There are other considerations besides demand: * Ride. A tyre with a sidewall thick enough and stiff enough for it to keep its shape, stay on the wheel and start, stop and manoeuvre safely can make a boulevard feel like a battlefield. That isn't so much a problem with highperformance cars such as a Corvette, which already have a stiff ride. Other types of cars would have to be designed with special suspensions that compensate for the ride qualities of run-flat tyres.

* Sensors. If the tyre doesn't go flat, how do you know it's picked up a nail? Backscheider's Corvette has electronic sensors in each wheel that detect low air pressure. It's an option offered with or without the run-flats, but it's required to make them practical and safe, manufacturers say.

* Cost. Tyre-makers expect run-flats to be about 20 per cent more expensive than conventional premium tyres. Add to that the cost of the sensor system. On a 1995 Corvette, the sensor system option is $US325 ($A424). To upgrade to the Goodyear run-flats from the standard highperformance tyres on Corvette costs $US70 ($A91.30).

* Service. Run-flats would have to be usable on conventional wheels and repairable by the same service people. "In order for this technology to be successful in the mass market, we can't be requiring service stations to invest thousands of dollars in new equipment," Michelin's Wischhusen said.

Down the road, run-flats have the potential to let carmakers eliminate spares from the standard equipment in new vehicles, but tyre makers aren't ready to predict that that will happen. They say motorists like the feeling of security they get from a spare in the boot, even if they never touch it.

Car makers don't like to tip their hands to competitors by talking about plans for future features on new cars and trucks. But it seems likely run-flats will turn up on other vehicles in the next few years.

PETER McKAY reports that the run-flat technology is yet to hit the spot with Australian motorists.

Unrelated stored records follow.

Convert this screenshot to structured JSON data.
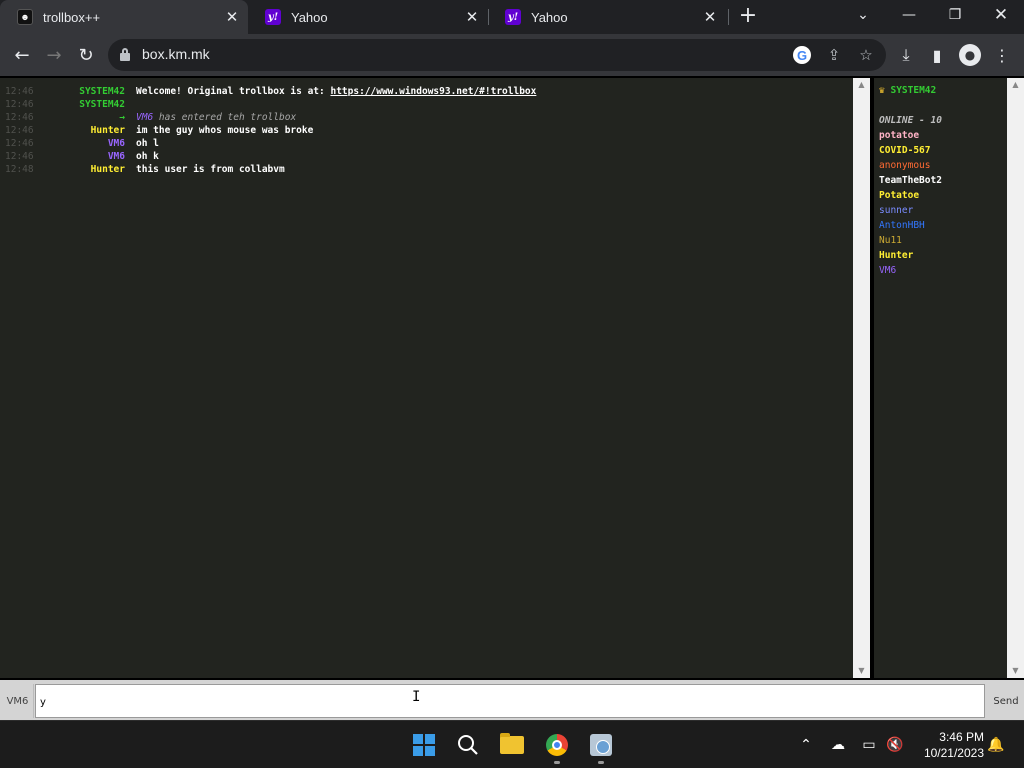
{
  "browser": {
    "tabs": [
      {
        "title": "trollbox++",
        "favicon": "trollbox-favicon-icon",
        "active": true
      },
      {
        "title": "Yahoo",
        "favicon": "yahoo-favicon-icon",
        "active": false
      },
      {
        "title": "Yahoo",
        "favicon": "yahoo-favicon-icon",
        "active": false
      }
    ],
    "url": "box.km.mk",
    "google_label": "G"
  },
  "chat": {
    "messages": [
      {
        "time": "12:46",
        "nick": "SYSTEM42",
        "nick_color": "#33cc33",
        "text": "Welcome! Original trollbox is at: ",
        "link": "https://www.windows93.net/#!trollbox"
      },
      {
        "time": "12:46",
        "nick": "SYSTEM42",
        "nick_color": "#33cc33",
        "text": ""
      },
      {
        "time": "12:46",
        "nick": "→",
        "nick_color": "#33cc33",
        "text_user": "VM6",
        "text_user_color": "#9966ff",
        "text": " has entered teh trollbox"
      },
      {
        "time": "12:46",
        "nick": "Hunter",
        "nick_color": "#ffee33",
        "text": "im the guy whos mouse was broke"
      },
      {
        "time": "12:46",
        "nick": "VM6",
        "nick_color": "#9966ff",
        "text": "oh l"
      },
      {
        "time": "12:46",
        "nick": "VM6",
        "nick_color": "#9966ff",
        "text": "oh k"
      },
      {
        "time": "12:48",
        "nick": "Hunter",
        "nick_color": "#ffee33",
        "text": "this user is from collabvm"
      }
    ]
  },
  "userlist": {
    "admin": {
      "crown": "♛",
      "name": "SYSTEM42",
      "color": "#33cc33"
    },
    "online_header": "ONLINE - 10",
    "users": [
      {
        "name": "potatoe",
        "color": "#ffb3c6"
      },
      {
        "name": "COVID-567",
        "color": "#ffee33"
      },
      {
        "name": "anonymous",
        "color": "#ff6a33"
      },
      {
        "name": "TeamTheBot2",
        "color": "#ffffff"
      },
      {
        "name": "Potatoe",
        "color": "#ffee33"
      },
      {
        "name": "sunner",
        "color": "#7a8cff"
      },
      {
        "name": "AntonHBH",
        "color": "#3377ff"
      },
      {
        "name": "Nu11",
        "color": "#ccaa33"
      },
      {
        "name": "Hunter",
        "color": "#ffee33"
      },
      {
        "name": "VM6",
        "color": "#9966ff"
      }
    ]
  },
  "composer": {
    "nick": "VM6",
    "value": "y",
    "send_label": "Send"
  },
  "taskbar": {
    "time": "3:46 PM",
    "date": "10/21/2023"
  }
}
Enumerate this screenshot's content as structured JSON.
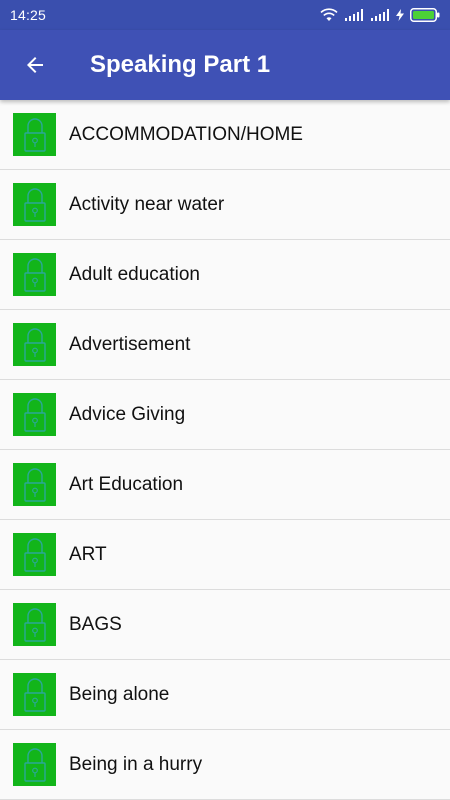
{
  "status_bar": {
    "time": "14:25",
    "icons": [
      "wifi-icon",
      "signal-icon",
      "signal-icon",
      "charging-icon",
      "battery-icon"
    ]
  },
  "app_bar": {
    "back_icon": "arrow-left-icon",
    "title": "Speaking Part 1"
  },
  "colors": {
    "status_bar": "#3a4fae",
    "app_bar": "#3f51b5",
    "thumb": "#12b51a",
    "battery": "#4cd137"
  },
  "topics": [
    {
      "label": "ACCOMMODATION/HOME",
      "icon": "lock-icon"
    },
    {
      "label": "Activity near water",
      "icon": "lock-icon"
    },
    {
      "label": "Adult education",
      "icon": "lock-icon"
    },
    {
      "label": "Advertisement",
      "icon": "lock-icon"
    },
    {
      "label": "Advice Giving",
      "icon": "lock-icon"
    },
    {
      "label": "Art Education",
      "icon": "lock-icon"
    },
    {
      "label": "ART",
      "icon": "lock-icon"
    },
    {
      "label": "BAGS",
      "icon": "lock-icon"
    },
    {
      "label": "Being alone",
      "icon": "lock-icon"
    },
    {
      "label": "Being in a hurry",
      "icon": "lock-icon"
    }
  ]
}
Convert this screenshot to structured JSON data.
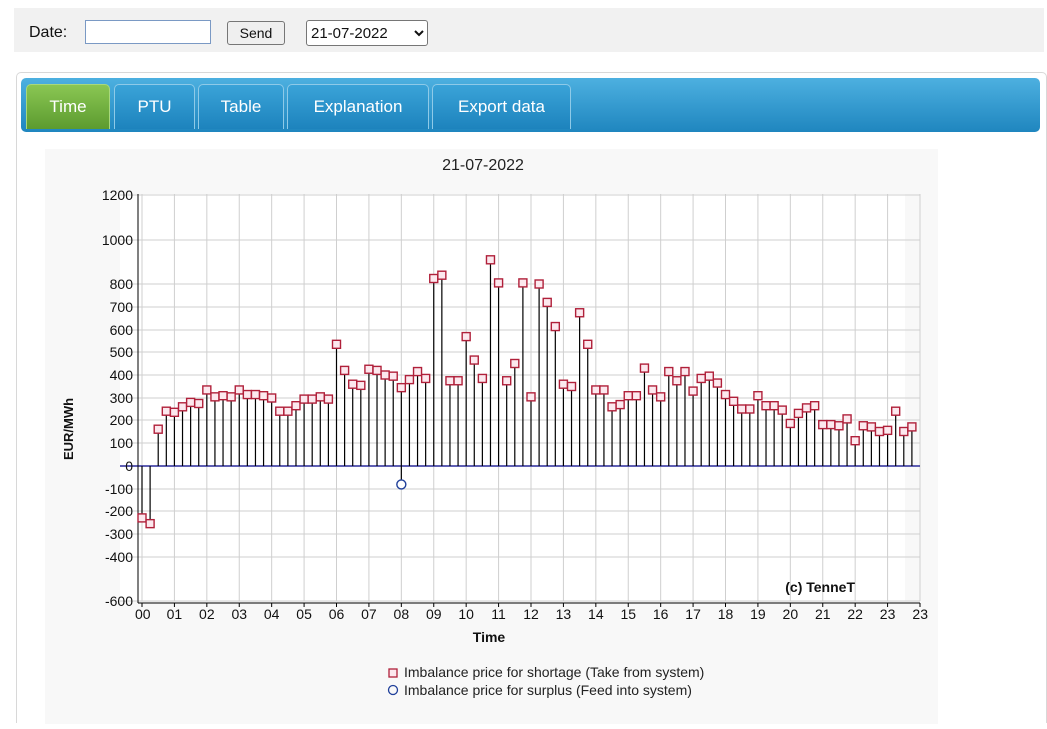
{
  "toolbar": {
    "date_label": "Date:",
    "date_value": "",
    "send_label": "Send",
    "select_value": "21-07-2022"
  },
  "tabs": [
    {
      "label": "Time",
      "active": true
    },
    {
      "label": "PTU",
      "active": false
    },
    {
      "label": "Table",
      "active": false
    },
    {
      "label": "Explanation",
      "active": false
    },
    {
      "label": "Export data",
      "active": false
    }
  ],
  "colors": {
    "shortage_marker": "#b0203a",
    "surplus_marker": "#1f3f9a",
    "stem": "#000000",
    "zero_line": "#2a2a9a",
    "active_tab": "#6aab3a",
    "tabbar": "#2b95cc"
  },
  "chart_data": {
    "type": "scatter",
    "title": "21-07-2022",
    "xlabel": "Time",
    "ylabel": "EUR/MWh",
    "watermark": "(c) TenneT",
    "grid": true,
    "xlim": [
      0,
      24
    ],
    "ylim": [
      -600,
      1200
    ],
    "y_scale": "piecewise",
    "y_ticks": [
      -600,
      -400,
      -300,
      -200,
      -100,
      0,
      100,
      200,
      300,
      400,
      500,
      600,
      700,
      800,
      1000,
      1200
    ],
    "x_tick_labels": [
      "00",
      "01",
      "02",
      "03",
      "04",
      "05",
      "06",
      "07",
      "08",
      "09",
      "10",
      "11",
      "12",
      "13",
      "14",
      "15",
      "16",
      "17",
      "18",
      "19",
      "20",
      "21",
      "22",
      "23",
      "23"
    ],
    "legend": [
      "Imbalance price for shortage (Take from system)",
      "Imbalance price for surplus (Feed into system)"
    ],
    "legend_position": "bottom-center",
    "series": [
      {
        "name": "Imbalance price for shortage (Take from system)",
        "marker": "square",
        "x": [
          0,
          0.25,
          0.5,
          0.75,
          1,
          1.25,
          1.5,
          1.75,
          2,
          2.25,
          2.5,
          2.75,
          3,
          3.25,
          3.5,
          3.75,
          4,
          4.25,
          4.5,
          4.75,
          5,
          5.25,
          5.5,
          5.75,
          6,
          6.25,
          6.5,
          6.75,
          7,
          7.25,
          7.5,
          7.75,
          8,
          8.25,
          8.5,
          8.75,
          9,
          9.25,
          9.5,
          9.75,
          10,
          10.25,
          10.5,
          10.75,
          11,
          11.25,
          11.5,
          11.75,
          12,
          12.25,
          12.5,
          12.75,
          13,
          13.25,
          13.5,
          13.75,
          14,
          14.25,
          14.5,
          14.75,
          15,
          15.25,
          15.5,
          15.75,
          16,
          16.25,
          16.5,
          16.75,
          17,
          17.25,
          17.5,
          17.75,
          18,
          18.25,
          18.5,
          18.75,
          19,
          19.25,
          19.5,
          19.75,
          20,
          20.25,
          20.5,
          20.75,
          21,
          21.25,
          21.5,
          21.75,
          22,
          22.25,
          22.5,
          22.75,
          23,
          23.25,
          23.5,
          23.75
        ],
        "values": [
          -230,
          -255,
          160,
          240,
          235,
          260,
          280,
          275,
          335,
          305,
          310,
          305,
          335,
          315,
          315,
          310,
          300,
          240,
          240,
          265,
          295,
          295,
          305,
          295,
          535,
          420,
          360,
          355,
          425,
          420,
          400,
          395,
          345,
          380,
          415,
          385,
          825,
          840,
          375,
          375,
          570,
          465,
          385,
          910,
          805,
          375,
          450,
          805,
          305,
          800,
          720,
          615,
          360,
          350,
          675,
          535,
          335,
          335,
          260,
          270,
          310,
          310,
          430,
          335,
          305,
          415,
          375,
          415,
          330,
          385,
          395,
          365,
          315,
          285,
          250,
          250,
          310,
          265,
          265,
          245,
          185,
          230,
          255,
          265,
          180,
          180,
          175,
          205,
          110,
          175,
          170,
          150,
          155,
          240,
          150,
          170
        ]
      },
      {
        "name": "Imbalance price for surplus (Feed into system)",
        "marker": "circle",
        "x": [
          8
        ],
        "values": [
          -80
        ]
      }
    ]
  }
}
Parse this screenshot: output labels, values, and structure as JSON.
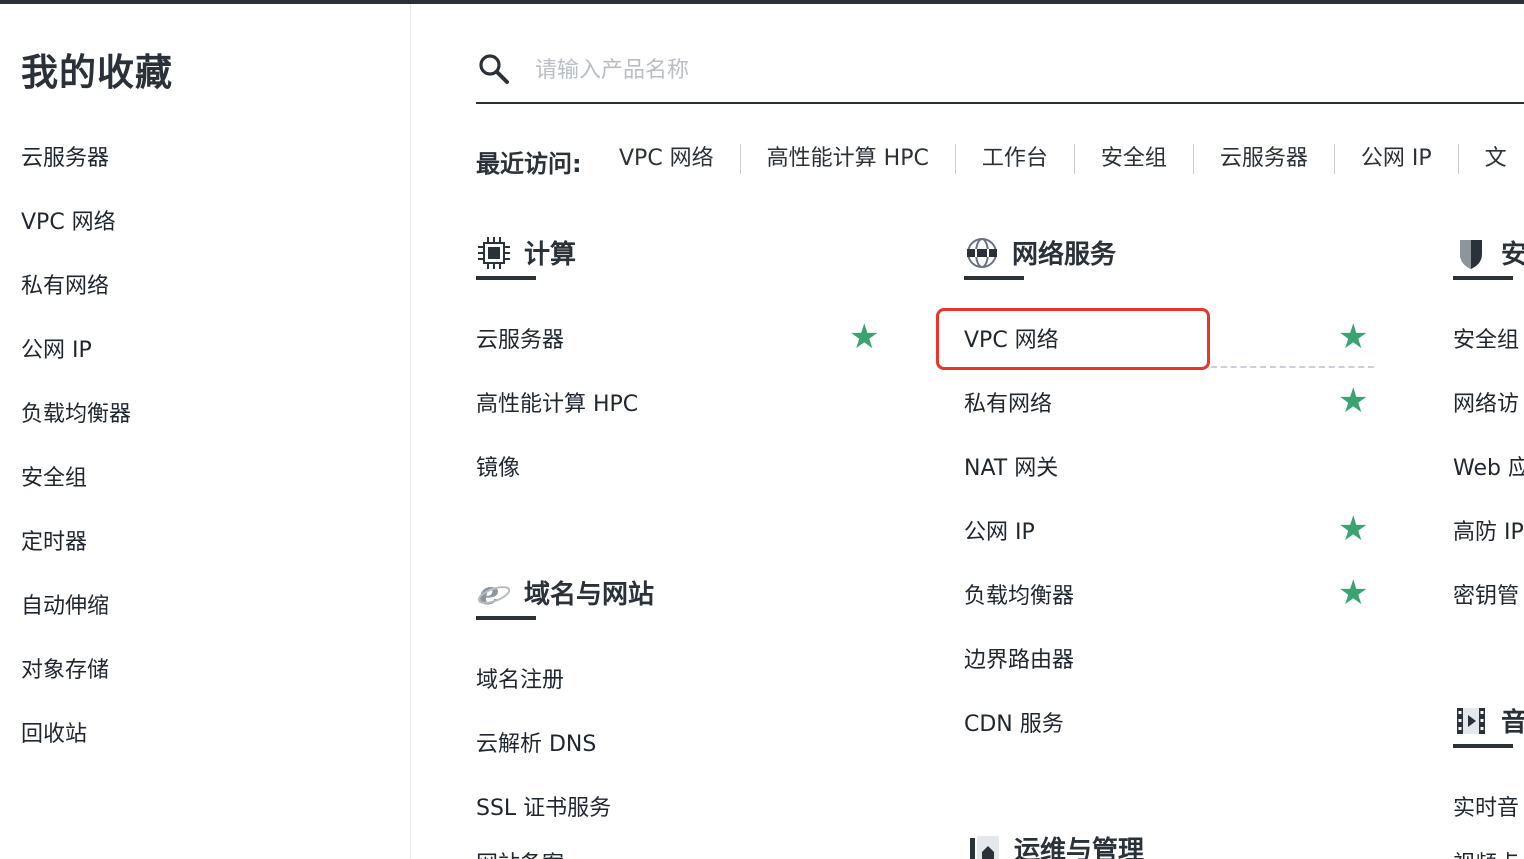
{
  "sidebar": {
    "title": "我的收藏",
    "items": [
      "云服务器",
      "VPC 网络",
      "私有网络",
      "公网 IP",
      "负载均衡器",
      "安全组",
      "定时器",
      "自动伸缩",
      "对象存储",
      "回收站"
    ]
  },
  "search": {
    "placeholder": "请输入产品名称",
    "value": "",
    "icon": "search-icon"
  },
  "recent": {
    "label": "最近访问:",
    "items": [
      "VPC 网络",
      "高性能计算 HPC",
      "工作台",
      "安全组",
      "云服务器",
      "公网 IP",
      "文"
    ]
  },
  "categories": {
    "compute": {
      "title": "计算",
      "icon": "chip-icon",
      "items": [
        {
          "label": "云服务器",
          "favorited": true
        },
        {
          "label": "高性能计算 HPC",
          "favorited": false
        },
        {
          "label": "镜像",
          "favorited": false
        }
      ]
    },
    "domain": {
      "title": "域名与网站",
      "icon": "ie-browser-icon",
      "items": [
        {
          "label": "域名注册",
          "favorited": false
        },
        {
          "label": "云解析 DNS",
          "favorited": false
        },
        {
          "label": "SSL 证书服务",
          "favorited": false
        },
        {
          "label": "网站备案",
          "favorited": false
        }
      ]
    },
    "network": {
      "title": "网络服务",
      "icon": "globe-icon",
      "items": [
        {
          "label": "VPC 网络",
          "favorited": true,
          "highlighted": true
        },
        {
          "label": "私有网络",
          "favorited": true
        },
        {
          "label": "NAT 网关",
          "favorited": false
        },
        {
          "label": "公网 IP",
          "favorited": true
        },
        {
          "label": "负载均衡器",
          "favorited": true
        },
        {
          "label": "边界路由器",
          "favorited": false
        },
        {
          "label": "CDN 服务",
          "favorited": false
        }
      ]
    },
    "ops": {
      "title": "运维与管理",
      "icon": "tools-icon"
    },
    "security": {
      "title": "安",
      "icon": "shield-icon",
      "items": [
        "安全组",
        "网络访",
        "Web 应",
        "高防 IP",
        "密钥管"
      ]
    },
    "media": {
      "title": "音",
      "icon": "film-icon",
      "items": [
        "实时音",
        "视频点"
      ]
    }
  },
  "colors": {
    "accent_star": "#3aa471",
    "highlight": "#e8352a",
    "text": "#1f2630",
    "header_bar": "#2a2f36"
  }
}
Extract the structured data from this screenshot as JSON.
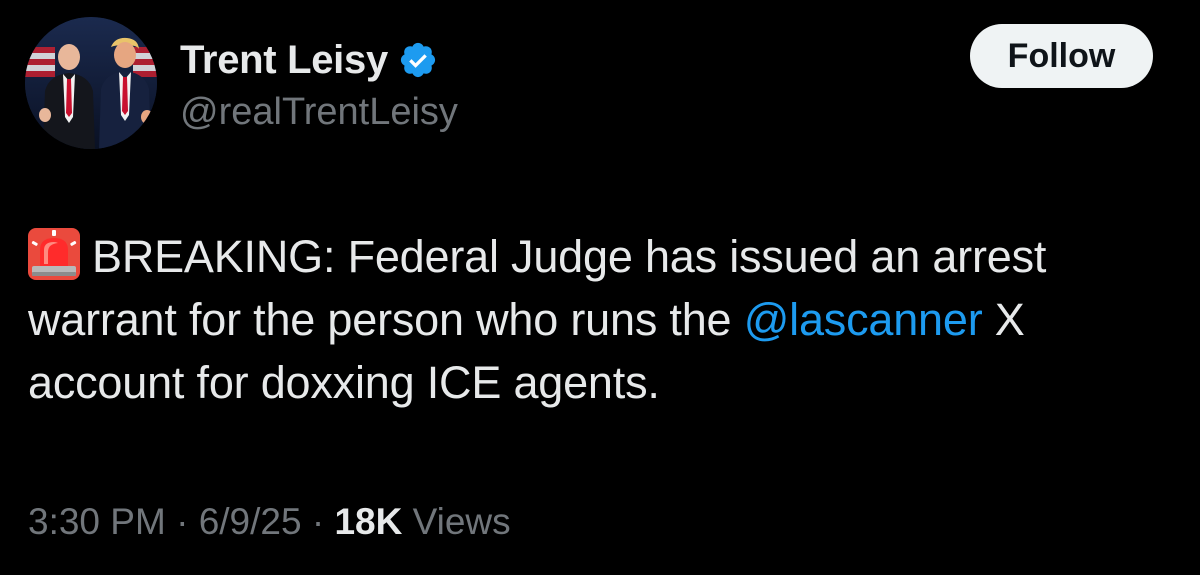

Kris Matich, the national marketing manager for Goodyear here, said the Australian operation doesn't stock the run-flat tyres and "we don't have any plans to import them. Goodyear hasn't had any demand locally for these tyres, which are now only available to fit sports models such as the Corvette, which isn't sold in Australia." But Matich believes the run-flats could have a serious future in an off-road application. "This seems like a more relevant market because it's inherently more inconvenient to get a flat out in the bush." He also points out that it makes better marketing sense. "The 4WD market is far bigger than the sports car sector occupied by the Corvette."